The Intercept has reviewed a snapshot of the full DIO list and is today publishing a reproduction of the material in its entirety, with only minor redactions and edits to improve clarity. It is also publishing a set of associated policy documents, created to help moderators decide what posts to delete and what users to punish.
"Facebook puts users in a near-impossible position by telling them they can't post about dangerous groups and individuals, but then refusing to publicly identify who it considers dangerous," said Faiza Patel, co-director of the Brennan Center for Justice's liberty and national security program, who reviewed the material.
Facebook, for its part, says that it doesn't want to publish hate groups and terrorists and doesn't want to tip them off either. Reasonable enough…
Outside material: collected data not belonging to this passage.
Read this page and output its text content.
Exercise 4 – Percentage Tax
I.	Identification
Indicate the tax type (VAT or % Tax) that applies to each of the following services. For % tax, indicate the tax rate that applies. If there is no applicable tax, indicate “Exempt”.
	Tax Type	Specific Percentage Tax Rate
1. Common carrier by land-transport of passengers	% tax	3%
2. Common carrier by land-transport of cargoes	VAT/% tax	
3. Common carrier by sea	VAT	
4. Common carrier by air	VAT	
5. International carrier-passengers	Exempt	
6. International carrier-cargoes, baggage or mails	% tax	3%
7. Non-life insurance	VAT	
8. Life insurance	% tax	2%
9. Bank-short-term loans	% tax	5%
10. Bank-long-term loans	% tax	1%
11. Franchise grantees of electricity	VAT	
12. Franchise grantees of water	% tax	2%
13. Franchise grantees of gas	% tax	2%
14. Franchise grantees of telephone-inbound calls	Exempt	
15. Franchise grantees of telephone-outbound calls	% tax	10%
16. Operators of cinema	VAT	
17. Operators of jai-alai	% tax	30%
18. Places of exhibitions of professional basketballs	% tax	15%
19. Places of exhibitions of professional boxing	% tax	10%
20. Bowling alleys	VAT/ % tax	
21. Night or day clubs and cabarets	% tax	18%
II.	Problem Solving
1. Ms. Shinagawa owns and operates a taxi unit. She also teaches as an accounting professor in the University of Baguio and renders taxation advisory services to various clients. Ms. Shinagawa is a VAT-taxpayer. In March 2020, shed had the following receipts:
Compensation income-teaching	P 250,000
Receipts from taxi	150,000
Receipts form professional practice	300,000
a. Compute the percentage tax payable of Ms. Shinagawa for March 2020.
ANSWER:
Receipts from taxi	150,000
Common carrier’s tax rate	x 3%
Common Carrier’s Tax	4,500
Though the experts who reviewed the material say Facebook's policy is unduly obscured from and punitive toward users, it is nonetheless a reflection of a genuine dilemma facing the company. After the Myanmar genocide, the company recognized it had become perhaps the most powerful system ever assembled for the global algorithmic distribution of violent incitement.
…but as Biddle points out, the focus on Islamists and leftists results in predictable bias.